トランプの赤色の州は、アメリカの真ん中に多いことに気づきませんか?アメリカは、州ごとにその経済内容が大きく異なります。例えば、ヒラリーが勝利した東海岸北部のニューヨーク州やその周辺の州は、ウォール街などの金融やファッション、メディアビジネスに関わる企業をたくさん抱える州たちです。また、西海岸は、シリコンバレーに代表されるインターネットやコンピュータなど最先端技術に強い企業をたくさん抱える州です。
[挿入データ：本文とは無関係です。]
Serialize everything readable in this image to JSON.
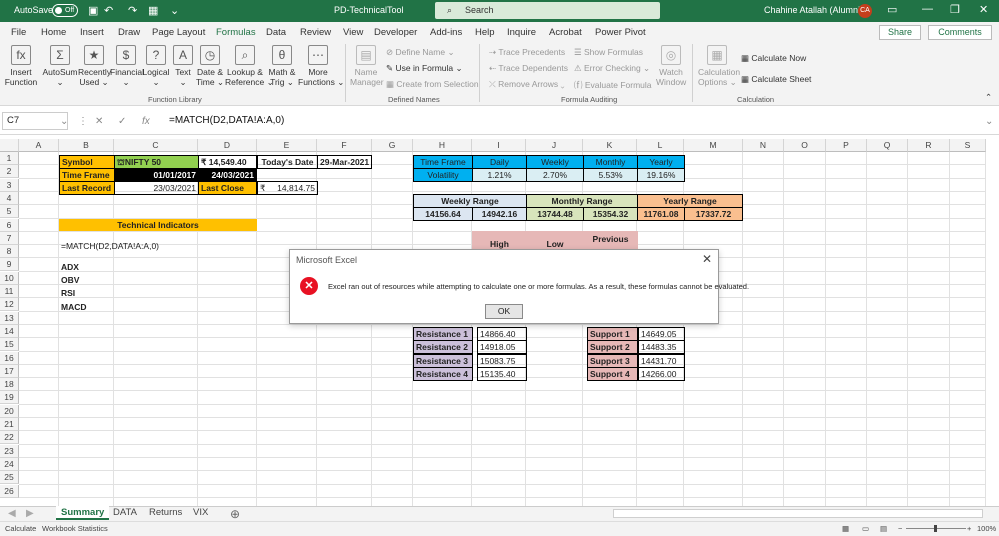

そして、真ん中は?というと、自動車産業や鉄鋼業などの製造産業や農業などが中心になります。

そして、これが、次にお話するヒルビリーにつながっていきます。

ヒルビリーが生まれた背景

まず、感覚的な理解で良いのですが、みなさんが、最近のアメリカ発で、日本でもよく名前を聞く企業と言えばどの会社になりますか?多くの人にとっては、おそらく、西海岸に本社を構える、Google、Facebook、Amazon、MicrosoftなどのIT企業だったり、東海岸のゴールドマンサックスやモルガン・スタンレーなどの金融系企業だったりすると思います。今のアメリカのGDPの大半を稼ぎ出しているのは、これらの企業ですからね。なぜ、これらの企業が調子がよいかというと、1990年代にクリントン・ゴア政権が推し進めた自由貿易+情報スーパーハイウェイ構想により、アメリカは、日本や中国には勝てない自動車などの製造業で他の国家と戦うのではなく、ITと金融で勝負するという政治経済政策を展開し、これが見事成功、この産業分野の本社が集積している州は、大繁栄しているというわけです。逆に、真ん中の州達は、このトレンドの恩恵は全く受けていません。

そう、ヒルビリーとは、この1990年以降のアメリカの新しい国家経済成長に完全に取り残された白人達のこと、をさしています。今、アメリカでは、この東と西の両海岸経済と中部の経済格差が深刻な社会問題になっています。中部の犯罪率が高くなったりしているのですね。下記は、アメリカのEsriという調査会社が調査したアメリカの所得格差マップです。

青が所得層が相対的に高い地域、赤が相対的に低い地域を表しています。先ほどの、アメリカ大統領選のマップとおおよそ似たような構成になっているのが分かりますよね。

トランプ大統領は、オバマ政権が推進してきたTPPなどの自由貿易政策から一転、保護貿易政策を全面的に展開しています。この意図は、アメリカ中部の州経済を儲けさせるためにあります。この煽りは、日本経済も受けていて、先ほど話にあげた鉄鋼業界は、トランプ政権が実施した関税政策で、打撃を受けています。

米の保護主義政策の標的に…、国内鉄鋼業界の先行きに暗雲-日刊工業新聞

そして、この成果は少しずつ出ており、アメリカの中部の所得は改善傾向にあります。以前だと、このデータで毎年、改善しているのは、ニューヨーク州やカリフォルニア州など、東西海岸の州経済が中心だったのですが、2017年は、ニューハンプシャー州やコネティカット州など中部の州経済も恩恵を受け出しています。

2017年の州別世帯所得(中央値)は47州で前年比増(米国)-JETRO

これが、トランプ大統領の強気の根源なのですね。このペースが、2020年まで維持できるようであれば、トランプ大統領は、来年2020年大統領選でも再び勝てる可能性はあると見ています。同時に、この年は東京オリンピックの年でもあり、世界中のお金が日本に流れてくる機会でもあるので、このあたりの世界のお金の動きが、トランプ政権の運営にどのような影響が出るのか、今後も注目しています。